ほとんどの場合は、話しかけなければ、お話にならない。
何ひとつ有益な会話をせぬまま、店を退出することもある。
拙ブログを始めてから、喫茶店に赴き、茶をしばき、腰を休め、マスターやマダムと会話をすることを続けている。
場合によっては、ろくに会話も出来ぬまま訪問を終えることもある。
それでは、記事作りに困る。
のではないか?
そんなことで喫茶店ブログなぞやっていていいのか?
と思うのである。
なるべく繁忙そうな時間帯を避け、アイドルタイムを狙って入店しているのだが、
時には、先客がいたり、
常連客が既にして会話の華を咲かせていたり、
そもそもマスターやマダムが、忙しく動かれていたり、
あるいは、「話しかけなさんな」という鉄壁なバリアが敷かれていたり、
会話の糸口が見出せないことも多い。
先客があるときは、客が引くのを待つ。
喫茶店という大概そう広くはない空間に二人きり、となれば
「いやー、あったかくなってきましたね!コチラのお店は、もう長いんですか?」
みたいなクリシェで話を切り出せる。
もしくは、懐に入っていけそうならば、常連客とマスターorマダムの会話に割って入る。という強引さも時には、必要だろう。
ただ、嫌ですね。
私が常連なら、店主とのいつもの癒しの会話に新参者がワケ知り顔で闖入して欲しくない。
そんな客はダメだ。
となると、会計時に、チラッと話しかける。
というパターンになる。
このタイミングで、出来る会話のボリュームは限られる。
「いやー。今どきコーヒー 一杯300円とか、破格ですねー」
みたいなこと言えるくらいなら、はなからもっとガンガン話しかけている。
もう、喉カラカラで言葉にならないことが多い。
私はもともと人懐っこいタイプではないし、人懐っこがられるタイプでもなく。
クラスや職場の一隅で、突っ伏して眠っているような人間である。
そして、もともとは喫茶店に入ったら、無言で文庫本を開き、黙々と読み、モクモクと煙草の煙をくゆらせ、「ごちそうさまでした!」と言うべきところを、「ちっ、した」くらいに簡略化し、退店するような人品骨柄である。
「何を話せばよいのだろうか?」
ここにきて、戸惑っている。
平田オリザが、演劇を語る時に必ずと言っていいほど触れるのが、
マイクロスリップとアフォーダンス。
上手い役者ほど、無駄な動きが多く、何度同じ場面を演じても初めての要素を加えて、不自然さを回避する、というヤツだ。
日常の延長とはいえど、
喫茶店に入る客となる
という行為で、私は非日常の芝居を演じることになる。
先の上手い役者の例でいえば、私の芝居はただ直線的に喫茶店でコーヒーを飲む人でしかなく、遊びや余白が足りない。
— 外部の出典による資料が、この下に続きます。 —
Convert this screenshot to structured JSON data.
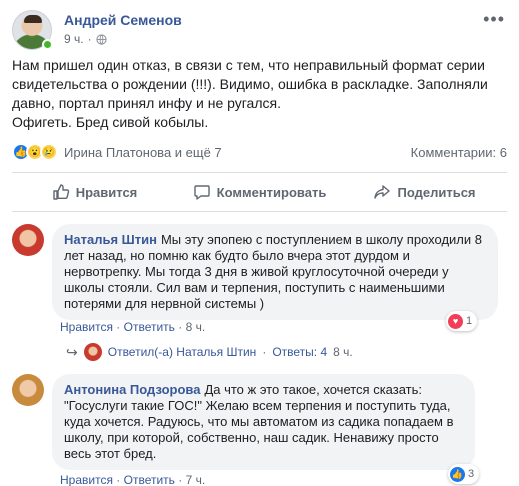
{
  "post": {
    "author": "Андрей Семенов",
    "time": "9 ч.",
    "paragraphs": [
      "Нам пришел один отказ, в связи с тем, что неправильный формат серии свидетельства о рождении (!!!). Видимо, ошибка в раскладке. Заполняли давно, портал принял инфу и не ругался.",
      "Офигеть. Бред сивой кобылы."
    ]
  },
  "reactions": {
    "icons": [
      "like-icon",
      "wow-icon",
      "sad-icon"
    ],
    "reactors": "Ирина Платонова и ещё 7",
    "comments": "Комментарии: 6"
  },
  "actions": {
    "like": "Нравится",
    "comment": "Комментировать",
    "share": "Поделиться"
  },
  "comments": [
    {
      "author": "Наталья Штин",
      "text": "Мы эту эпопею с поступлением в школу проходили 8 лет назад, но помню как будто было вчера этот дурдом и нервотрепку. Мы тогда 3 дня в живой круглосуточной очереди у школы стояли. Сил вам и терпения, поступить с наименьшими потерями для нервной системы )",
      "like": "Нравится",
      "reply": "Ответить",
      "time": "8 ч.",
      "reaction_count": "1",
      "reply_summary": {
        "label": "Ответил(-а) Наталья Штин",
        "count": "Ответы: 4",
        "time": "8 ч."
      }
    },
    {
      "author": "Антонина Подзорова",
      "text": "Да что ж это такое, хочется сказать: \"Госуслуги такие ГОС!\" Желаю всем терпения и поступить туда, куда хочется. Радуюсь, что мы автоматом из садика попадаем в школу, при которой, собственно, наш садик. Ненавижу просто весь этот бред.",
      "like": "Нравится",
      "reply": "Ответить",
      "time": "7 ч.",
      "reaction_count": "3"
    }
  ],
  "colors": {
    "link": "#385898",
    "meta": "#606770",
    "bubble": "#f2f3f5",
    "online": "#42b72a",
    "like": "#1877f2",
    "heart": "#f33e58"
  }
}
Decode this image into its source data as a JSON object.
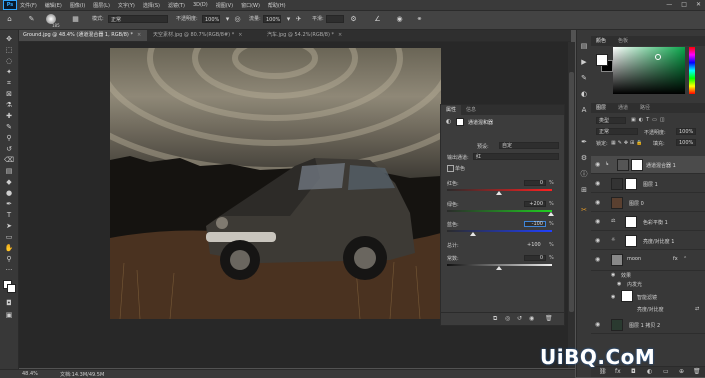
{
  "menubar": {
    "items": [
      "文件(F)",
      "编辑(E)",
      "图像(I)",
      "图层(L)",
      "文字(Y)",
      "选择(S)",
      "滤镜(T)",
      "3D(D)",
      "视图(V)",
      "窗口(W)",
      "帮助(H)"
    ],
    "logo": "Ps"
  },
  "options": {
    "size": "185",
    "mode_label": "模式:",
    "mode_value": "正常",
    "opacity_label": "不透明度:",
    "opacity_value": "100%",
    "flow_label": "流量:",
    "flow_value": "100%",
    "smooth_label": "平滑:"
  },
  "tabs": [
    {
      "label": "Ground.jpg @ 48.4% (通道混合器 1, RGB/8) *"
    },
    {
      "label": "天空素材.jpg @ 80.7%(RGB/8#) *"
    },
    {
      "label": "汽车.jpg @ 54.2%(RGB/8) *"
    }
  ],
  "status": {
    "zoom": "48.4%",
    "doc": "文档:14.3M/49.5M"
  },
  "properties": {
    "tab_props": "属性",
    "tab_info": "信息",
    "title": "通道混和器",
    "preset_label": "预设:",
    "preset_value": "自定",
    "output_label": "输出通道:",
    "output_value": "红",
    "mono_label": "单色",
    "red_label": "红色:",
    "red_value": "0",
    "red_pct": "%",
    "green_label": "绿色:",
    "green_value": "+200",
    "green_pct": "%",
    "blue_label": "蓝色:",
    "blue_value": "-100",
    "blue_pct": "%",
    "total_label": "总计:",
    "total_value": "+100",
    "total_pct": "%",
    "const_label": "常数:",
    "const_value": "0",
    "const_pct": "%"
  },
  "color_panel": {
    "tab_color": "颜色",
    "tab_swatches": "色板"
  },
  "layers_panel": {
    "tab_layers": "图层",
    "tab_channels": "通道",
    "tab_paths": "路径",
    "kind_label": "类型",
    "blend_value": "正常",
    "opacity_label": "不透明度:",
    "opacity_value": "100%",
    "lock_label": "锁定:",
    "fill_label": "填充:",
    "fill_value": "100%",
    "layers": [
      {
        "name": "通道混合器 1"
      },
      {
        "name": "图层 1"
      },
      {
        "name": "图层 0"
      },
      {
        "name": "色彩平衡 1"
      },
      {
        "name": "亮度/对比度 1"
      },
      {
        "name": "moon"
      },
      {
        "name": "效果"
      },
      {
        "name": "内发光"
      },
      {
        "name": "智能滤镜"
      },
      {
        "name": "亮度/对比度"
      },
      {
        "name": "图层 1 拷贝 2"
      }
    ]
  },
  "watermark": "UiBQ.CoM"
}
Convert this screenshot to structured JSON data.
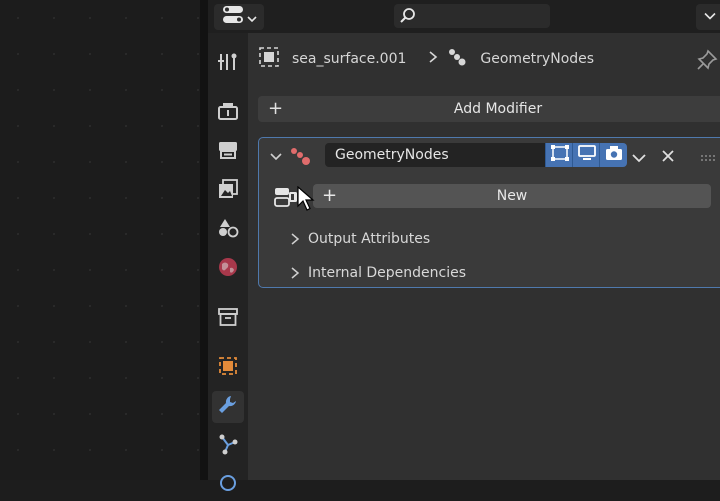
{
  "header": {
    "editor_type_icon": "properties-editor-icon",
    "search": {
      "icon": "search-icon",
      "value": ""
    }
  },
  "tabs": [
    {
      "name": "tool",
      "icon": "tool-icon",
      "active": false
    },
    {
      "name": "render",
      "icon": "render-icon",
      "active": false
    },
    {
      "name": "output",
      "icon": "output-icon",
      "active": false
    },
    {
      "name": "view-layer",
      "icon": "view-layer-icon",
      "active": false
    },
    {
      "name": "scene",
      "icon": "scene-icon",
      "active": false
    },
    {
      "name": "world",
      "icon": "world-icon",
      "active": false
    },
    {
      "name": "collection",
      "icon": "collection-icon",
      "active": false
    },
    {
      "name": "object",
      "icon": "object-icon",
      "active": false
    },
    {
      "name": "modifiers",
      "icon": "wrench-icon",
      "active": true
    },
    {
      "name": "particles",
      "icon": "particles-icon",
      "active": false
    }
  ],
  "breadcrumb": {
    "object_name": "sea_surface.001",
    "separator": ">",
    "modifier_name": "GeometryNodes"
  },
  "add_modifier": {
    "label": "Add Modifier",
    "plus": "+"
  },
  "modifier": {
    "name": "GeometryNodes",
    "toggles": [
      "edit-mode-icon",
      "realtime-icon",
      "render-camera-icon"
    ],
    "new_button": {
      "label": "New",
      "plus": "+"
    },
    "subpanels": [
      {
        "label": "Output Attributes"
      },
      {
        "label": "Internal Dependencies"
      }
    ]
  },
  "colors": {
    "accent": "#4673b3",
    "panel_bg": "#303030",
    "modifier_bg": "#3a3a3a",
    "modifier_border": "#4f79ad",
    "geometry_nodes_icon": "#e06c6c"
  }
}
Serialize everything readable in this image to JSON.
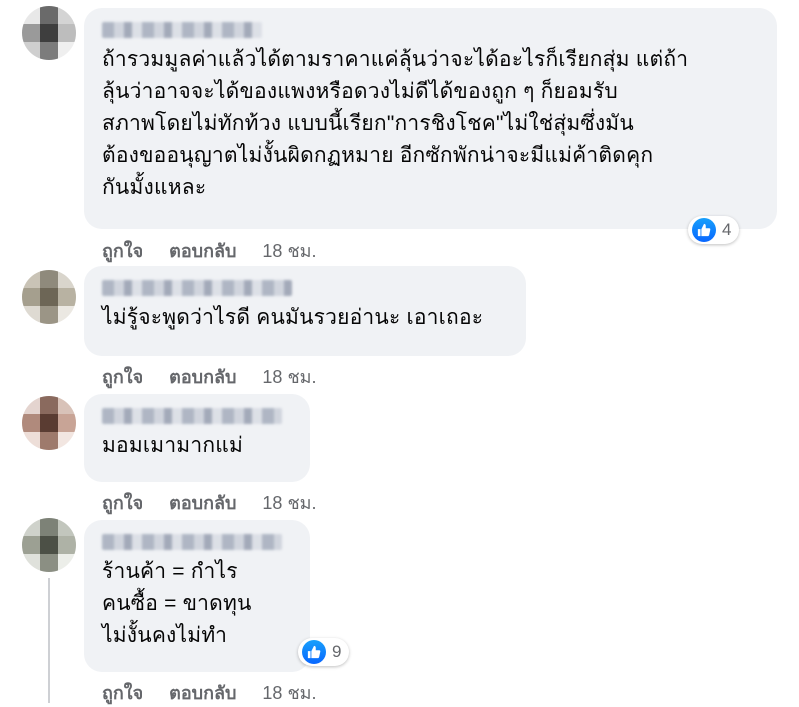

「ブログで拾えるようなネタをひとつでもみっけないとぉぉぉ」
と、急いているような人間には、何も落ちてこない。
芝居が下手なのである。
なので、もう下手な芝居はやめようと思う。
私は、喫茶店に入る客を演じ続けはするが、無理に店主から話を引き出すような手管は用いない。
もとより私に手管などない。
私は、見つけた喫茶店に入り、充分な時間を過ごし、それをここに書き記す。
それ以上のことはしない。
「何を話せばよいのだろうか?」
と考えることはしない。
ただ、そこに座り、時間の流れに身をまかせる。
ことにする。
これからは。
このブログなんなんですか、一体。